Журналист В. выбрал «Красное знамя» и написал свое письмо в редакцию.
Мы стали готовить второй номер, решив дать открытый бой отступникам. Список с фамилиями тех, кто изъявил свое согласие сотрудничать в еженедельнике «Искусство и жизнь», а потом отрекся от него, был сфотографирован и склиширован. Мы с Акопом просидели всю ночь над передовицей. Статье был предпослан эпиграф из поэмы «Двенадцать» Блока: «Каждый ходок скользит! — Ах, бедняжка!»

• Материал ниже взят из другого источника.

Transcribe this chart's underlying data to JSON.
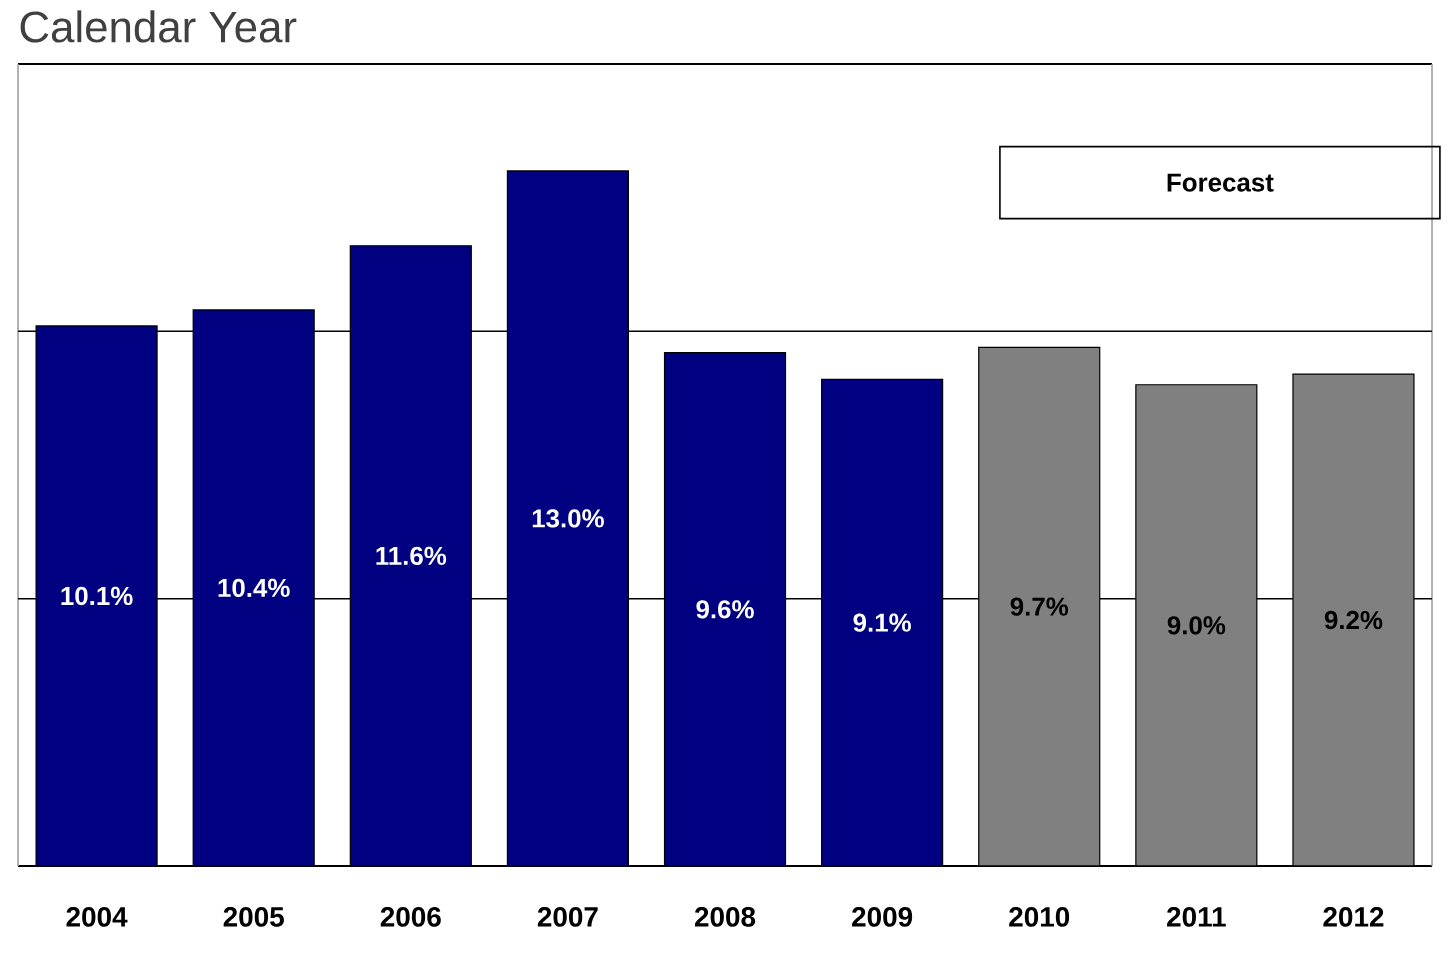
{
  "chart_data": {
    "type": "bar",
    "title": "Calendar Year",
    "categories": [
      "2004",
      "2005",
      "2006",
      "2007",
      "2008",
      "2009",
      "2010",
      "2011",
      "2012"
    ],
    "values": [
      10.1,
      10.4,
      11.6,
      13.0,
      9.6,
      9.1,
      9.7,
      9.0,
      9.2
    ],
    "colors": [
      "#000080",
      "#000080",
      "#000080",
      "#000080",
      "#000080",
      "#000080",
      "#808080",
      "#808080",
      "#808080"
    ],
    "value_labels": [
      "10.1%",
      "10.4%",
      "11.6%",
      "13.0%",
      "9.6%",
      "9.1%",
      "9.7%",
      "9.0%",
      "9.2%"
    ],
    "ylim": [
      0,
      15
    ],
    "tick_labels": "x",
    "ref_lines": [
      {
        "axis": "y",
        "value": 5,
        "color": "#000000"
      },
      {
        "axis": "y",
        "value": 10,
        "color": "#000000"
      }
    ],
    "annotations": [
      "Forecast"
    ]
  }
}
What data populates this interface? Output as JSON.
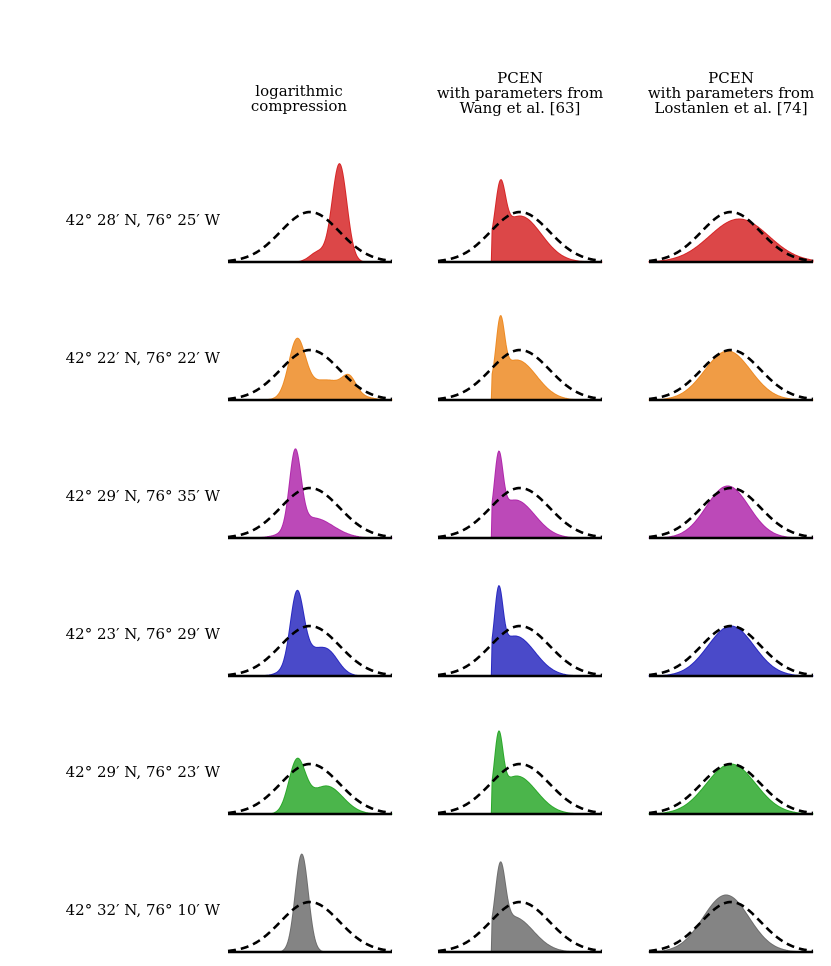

Сдали второй номер в типографию. Набрали. А накануне его выхода в свет ко мне в комнату на Гимназической постучали. Дверь открыл Акоп. На пороге стоял некто в замусоленных синих галифе и защитной гимнастерке, на голове красная вылинявшая гусарская фуражка с темным кружком на месте содранной офицерской кокарды. На бедре у него болтался деревянный футляр для пистолета, такой большой, что его низкорослый обладатель выглядел как приложение к своей деревянной кобуре. Он был небрит — щеки в седой щетине — и очень мрачен.
— Кто из вас Акоп М.? — спросил грозный наш гость.
— Я! — сказал Акоп довольно бодро.
— Идемте со мной. Вас ждут!
— Где меня ждут?
— В типографии. Вот!
Он протянул Акопу какую-то бумажку. Акоп прочитал и сказал мне с кривой усмешкой:
— Ну, когда люди так просят, придется идти!
— Скорей возвращайся! — сказал я.
— Постараюсь, но это уже зависит не от меня. В общем… на всякий случай… мамин адрес ты знаешь!
Посланец в гусарской фуражке зловеще усмехнулся.
Вернулся Акоп через три с половиной часа. Вошел в комнату, опустился на тахту, помолчав, сказал:
— Свершилось.
— Что свершилось?
Акоп отвернулся, голос у него дрогнул:
— Нас закрыли. Тираж второго номера конфискован. Я сам должен был таскать кипы в грузовик. Самое обидное, что никто из этих «ходоков» теперь не прочтет нашу передовицу!
Наутро Акоп пошел в «Красное знамя», чтобы узнать о своей дальнейшей судьбе. Редактор Георгий Михайлович — пожилой, статный, с горящими черными глазами, с пышной шапкой седеющих волос, похожий на кардинала из «Овода» — сидел за столом и что-то писал, когда Акоп вошел в его кабинет.
Акоп стоит и молчит, редактор сидит и пишет. Потом, как рассказывал впоследствии Акоп, между ними произошел такой диалог:
— Вы понимаете, что вы сделали?
— Не понимаю, Георгий Михайлович.
— Очень жаль, что вы, сотрудник партийной газеты, этого не понимаете. Вы предоставили печатную трибуну классовому врагу — нэпману, пошли к нему в услужение. Мы сейчас даем жить этим «цыпленком жареным», но кукарекать в печати мы им никогда не дадим! Диктатура пролетариата незыблема. Никто не должен этого забывать!
Редактор склонился над столом и снова стал что-то писать.
Редактор сидит и пишет, Акоп стоит и молчит.
Наконец редактор поднял голову.
— Что вы стоите, как столб?
— Я жду, что вы еще скажете?
— Я вам все сказал!
— Что мне теперь делать?
— Работать! — На суровом кардинальском лице редактора появилась тень улыбки. — Тем более что информация в газете мерзостно запущена из-за ваших… блужданий между искусством и жизнью. Идите!